Maersk will pause all shipping through the Red Sea and Gulf of Aden until further notice after one of its vessels came under attack from militants over the weekend, the company announced Tuesday.
The decision by the Danish shipping giant extends a 48-hour pause implemented on Sunday in the immediate aftermath of the attack.
“We have made the decision to pause all transits through the Red Sea / Gulf of Aden until further notice,” the company said in an update to customers.
Oil prices were volatile Tuesday, jumping more than 2% earlier in the day on Red Sea tensions but later giving up those gains. U.S. crude was last down 82 cents, or 1.14%, to trade at $70.83 a barrel. Brent lost 68 cents, or 0.88%, to trade at $76.36 a barrel.
Helima Croft, head of global commodity strategy at RBC Capital Markets, said oil prices do not reflect the increase in tensions because traders are not convinced that a major supply disruption is on the horizon.
“The market is basically saying ‘we will wait and see until something happens,’” Croft told CNBC on Tuesday. “But it’s really getting much more serious every day,” she said of tensions in the region.
The container ship Maersk Hangzhou came under attack over the weekend by four small boats crewed by Houthi militants, who are based in Yemen and backed by Iran.

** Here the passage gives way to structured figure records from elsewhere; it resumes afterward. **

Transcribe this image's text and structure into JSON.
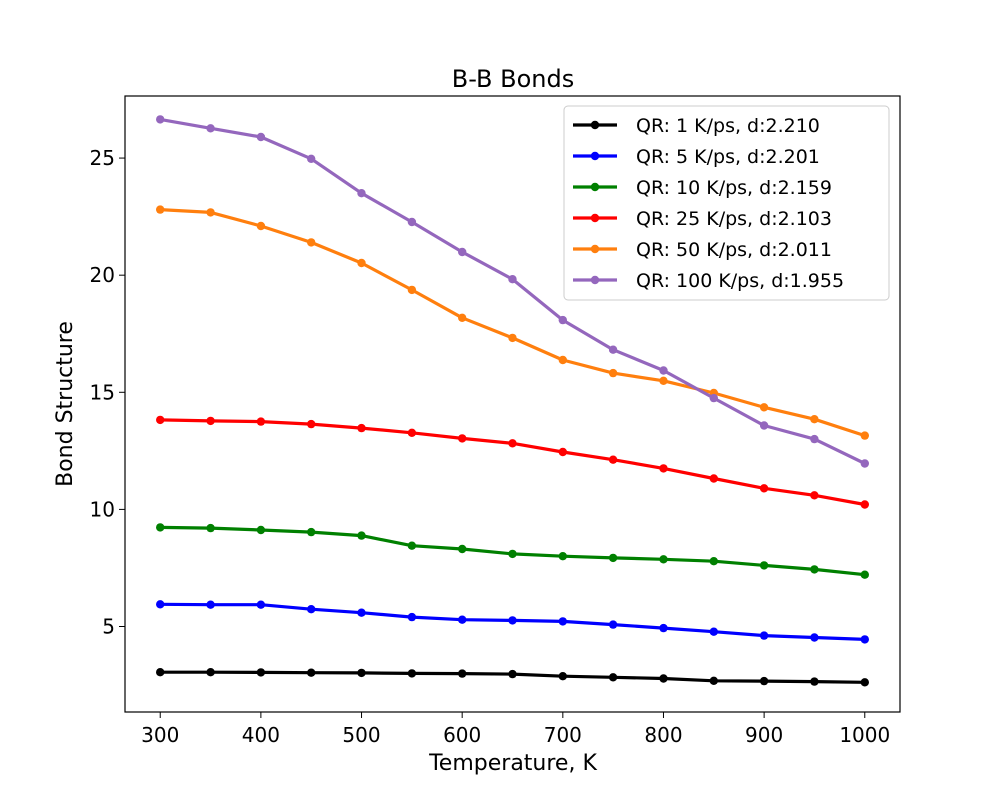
{
  "chart_data": {
    "type": "line",
    "title": "B-B Bonds",
    "xlabel": "Temperature, K",
    "ylabel": "Bond Structure",
    "xlim": [
      265,
      1035
    ],
    "ylim": [
      1.35,
      27.65
    ],
    "x_ticks": [
      300,
      400,
      500,
      600,
      700,
      800,
      900,
      1000
    ],
    "y_ticks": [
      5,
      10,
      15,
      20,
      25
    ],
    "x": [
      300,
      350,
      400,
      450,
      500,
      550,
      600,
      650,
      700,
      750,
      800,
      850,
      900,
      950,
      1000
    ],
    "grid": false,
    "legend_position": "top-right",
    "series": [
      {
        "name": "QR: 1 K/ps, d:2.210",
        "color": "#000000",
        "values": [
          3.05,
          3.05,
          3.04,
          3.03,
          3.02,
          3.0,
          2.99,
          2.97,
          2.88,
          2.83,
          2.78,
          2.68,
          2.67,
          2.65,
          2.62
        ]
      },
      {
        "name": "QR: 5 K/ps, d:2.201",
        "color": "#0000ff",
        "values": [
          5.95,
          5.93,
          5.93,
          5.74,
          5.59,
          5.4,
          5.29,
          5.26,
          5.22,
          5.08,
          4.93,
          4.78,
          4.61,
          4.53,
          4.45
        ]
      },
      {
        "name": "QR: 10 K/ps, d:2.159",
        "color": "#008000",
        "values": [
          9.23,
          9.2,
          9.12,
          9.03,
          8.88,
          8.45,
          8.31,
          8.1,
          8.0,
          7.93,
          7.87,
          7.79,
          7.61,
          7.44,
          7.21
        ]
      },
      {
        "name": "QR: 25 K/ps, d:2.103",
        "color": "#ff0000",
        "values": [
          13.82,
          13.78,
          13.75,
          13.64,
          13.47,
          13.27,
          13.03,
          12.82,
          12.45,
          12.12,
          11.75,
          11.32,
          10.9,
          10.6,
          10.21
        ]
      },
      {
        "name": "QR: 50 K/ps, d:2.011",
        "color": "#ff7f0e",
        "values": [
          22.8,
          22.68,
          22.1,
          21.4,
          20.52,
          19.37,
          18.18,
          17.32,
          16.38,
          15.82,
          15.49,
          14.97,
          14.36,
          13.85,
          13.15
        ]
      },
      {
        "name": "QR: 100 K/ps, d:1.955",
        "color": "#9467bd",
        "values": [
          26.65,
          26.27,
          25.9,
          24.97,
          23.5,
          22.27,
          20.99,
          19.83,
          18.08,
          16.82,
          15.93,
          14.75,
          13.58,
          13.0,
          11.96
        ]
      }
    ]
  }
}
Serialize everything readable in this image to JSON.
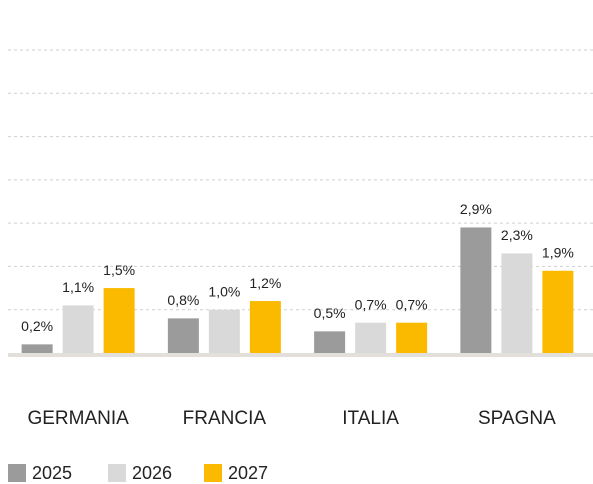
{
  "chart_data": {
    "type": "bar",
    "categories": [
      "GERMANIA",
      "FRANCIA",
      "ITALIA",
      "SPAGNA"
    ],
    "series": [
      {
        "name": "2025",
        "color": "#9b9b9b",
        "values": [
          0.2,
          0.8,
          0.5,
          2.9
        ],
        "value_labels": [
          "0,2%",
          "0,8%",
          "0,5%",
          "2,9%"
        ]
      },
      {
        "name": "2026",
        "color": "#d9d9d9",
        "values": [
          1.1,
          1.0,
          0.7,
          2.3
        ],
        "value_labels": [
          "1,1%",
          "1,0%",
          "0,7%",
          "2,3%"
        ]
      },
      {
        "name": "2027",
        "color": "#fbb900",
        "values": [
          1.5,
          1.2,
          0.7,
          1.9
        ],
        "value_labels": [
          "1,5%",
          "1,2%",
          "0,7%",
          "1,9%"
        ]
      }
    ],
    "ylim": [
      0,
      7
    ],
    "yticks": [
      0,
      1,
      2,
      3,
      4,
      5,
      6,
      7
    ],
    "grid": true,
    "legend": "bottom-left"
  }
}
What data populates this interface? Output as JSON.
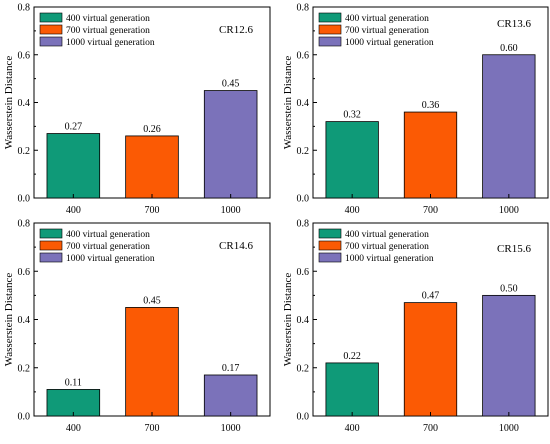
{
  "chart_data": [
    {
      "type": "bar",
      "annotation": "CR12.6",
      "ylabel": "Wasserstein Distance",
      "xlabel": "",
      "categories": [
        "400",
        "700",
        "1000"
      ],
      "values": [
        0.27,
        0.26,
        0.45
      ],
      "value_labels": [
        "0.27",
        "0.26",
        "0.45"
      ],
      "ylim": [
        0,
        0.8
      ],
      "yticks": [
        "0.0",
        "0.2",
        "0.4",
        "0.6",
        "0.8"
      ],
      "legend": [
        "400 virtual generation",
        "700 virtual generation",
        "1000 virtual generation"
      ],
      "legend_position": "top-left",
      "grid": false
    },
    {
      "type": "bar",
      "annotation": "CR13.6",
      "ylabel": "Wasserstein Distance",
      "xlabel": "",
      "categories": [
        "400",
        "700",
        "1000"
      ],
      "values": [
        0.32,
        0.36,
        0.6
      ],
      "value_labels": [
        "0.32",
        "0.36",
        "0.60"
      ],
      "ylim": [
        0,
        0.8
      ],
      "yticks": [
        "0.0",
        "0.2",
        "0.4",
        "0.6",
        "0.8"
      ],
      "legend": [
        "400 virtual generation",
        "700 virtual generation",
        "1000 virtual generation"
      ],
      "legend_position": "top-left",
      "grid": false
    },
    {
      "type": "bar",
      "annotation": "CR14.6",
      "ylabel": "Wasserstein Distance",
      "xlabel": "",
      "categories": [
        "400",
        "700",
        "1000"
      ],
      "values": [
        0.11,
        0.45,
        0.17
      ],
      "value_labels": [
        "0.11",
        "0.45",
        "0.17"
      ],
      "ylim": [
        0,
        0.8
      ],
      "yticks": [
        "0.0",
        "0.2",
        "0.4",
        "0.6",
        "0.8"
      ],
      "legend": [
        "400 virtual generation",
        "700 virtual generation",
        "1000 virtual generation"
      ],
      "legend_position": "top-left",
      "grid": false
    },
    {
      "type": "bar",
      "annotation": "CR15.6",
      "ylabel": "Wasserstein Distance",
      "xlabel": "",
      "categories": [
        "400",
        "700",
        "1000"
      ],
      "values": [
        0.22,
        0.47,
        0.5
      ],
      "value_labels": [
        "0.22",
        "0.47",
        "0.50"
      ],
      "ylim": [
        0,
        0.8
      ],
      "yticks": [
        "0.0",
        "0.2",
        "0.4",
        "0.6",
        "0.8"
      ],
      "legend": [
        "400 virtual generation",
        "700 virtual generation",
        "1000 virtual generation"
      ],
      "legend_position": "top-left",
      "grid": false
    }
  ],
  "colors": {
    "bar_400": "#0f9a78",
    "bar_700": "#fb5a04",
    "bar_1000": "#7b72ba",
    "axis": "#000000",
    "bar_outline": "#000000"
  }
}
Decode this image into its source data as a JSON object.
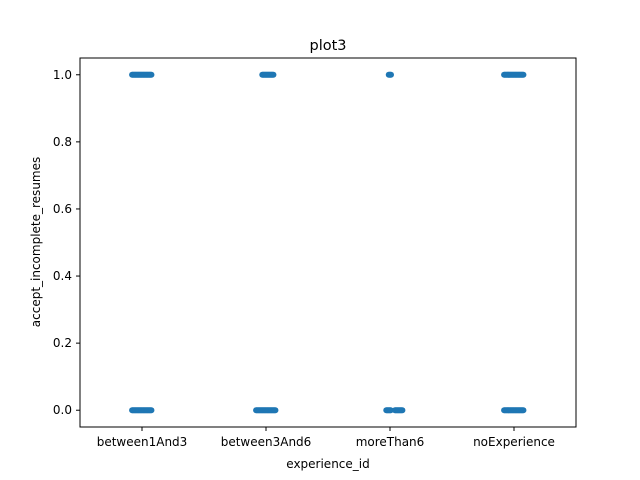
{
  "chart_data": {
    "type": "scatter",
    "title": "plot3",
    "xlabel": "experience_id",
    "ylabel": "accept_incomplete_resumes",
    "categories": [
      "between1And3",
      "between3And6",
      "moreThan6",
      "noExperience"
    ],
    "ylim": [
      -0.05,
      1.05
    ],
    "yticks": [
      0.0,
      0.2,
      0.4,
      0.6,
      0.8,
      1.0
    ],
    "ytick_labels": [
      "0.0",
      "0.2",
      "0.4",
      "0.6",
      "0.8",
      "1.0"
    ],
    "grid": false,
    "point_color": "#1f77b4",
    "series": [
      {
        "category": "between1And3",
        "y": 1.0,
        "jitter": [
          -0.08,
          0.08
        ]
      },
      {
        "category": "between1And3",
        "y": 0.0,
        "jitter": [
          -0.08,
          0.08
        ]
      },
      {
        "category": "between3And6",
        "y": 1.0,
        "jitter": [
          -0.03,
          0.06
        ]
      },
      {
        "category": "between3And6",
        "y": 0.0,
        "jitter": [
          -0.08,
          0.08
        ]
      },
      {
        "category": "moreThan6",
        "y": 1.0,
        "jitter": [
          -0.01,
          0.01
        ]
      },
      {
        "category": "moreThan6",
        "y": 0.0,
        "jitter": [
          -0.03,
          0.01
        ]
      },
      {
        "category": "moreThan6",
        "y": 0.0,
        "jitter": [
          0.04,
          0.1
        ]
      },
      {
        "category": "noExperience",
        "y": 1.0,
        "jitter": [
          -0.08,
          0.08
        ]
      },
      {
        "category": "noExperience",
        "y": 0.0,
        "jitter": [
          -0.08,
          0.08
        ]
      }
    ]
  }
}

U.S. Navy helicopters responded to a distress call from the Maersk Hangzhou and fired on the militants after coming under attack, sinking three boats and killing the crews, according to the U.S. Central Command.
“An investigation into the incident is ongoing and we will continue to pause all cargo movement through the area while we further assess the constantly evolving situation,” Maersk said in its Tuesday update.
Vessels will be rerouted and continue their journey around the Cape of Good Hope in Africa in cases where this makes sense, the company said.
Houthi militants have repeatedly attacked vessels in the Red Sea in recent weeks in response to the war in Gaza. The attacks have raised concern about disruptions to global trade through the crucial waterway.
Some 12% of global trade and about 3 million barrels of crude oil pass through the Red Sea per day, according to RBC Capital Markets.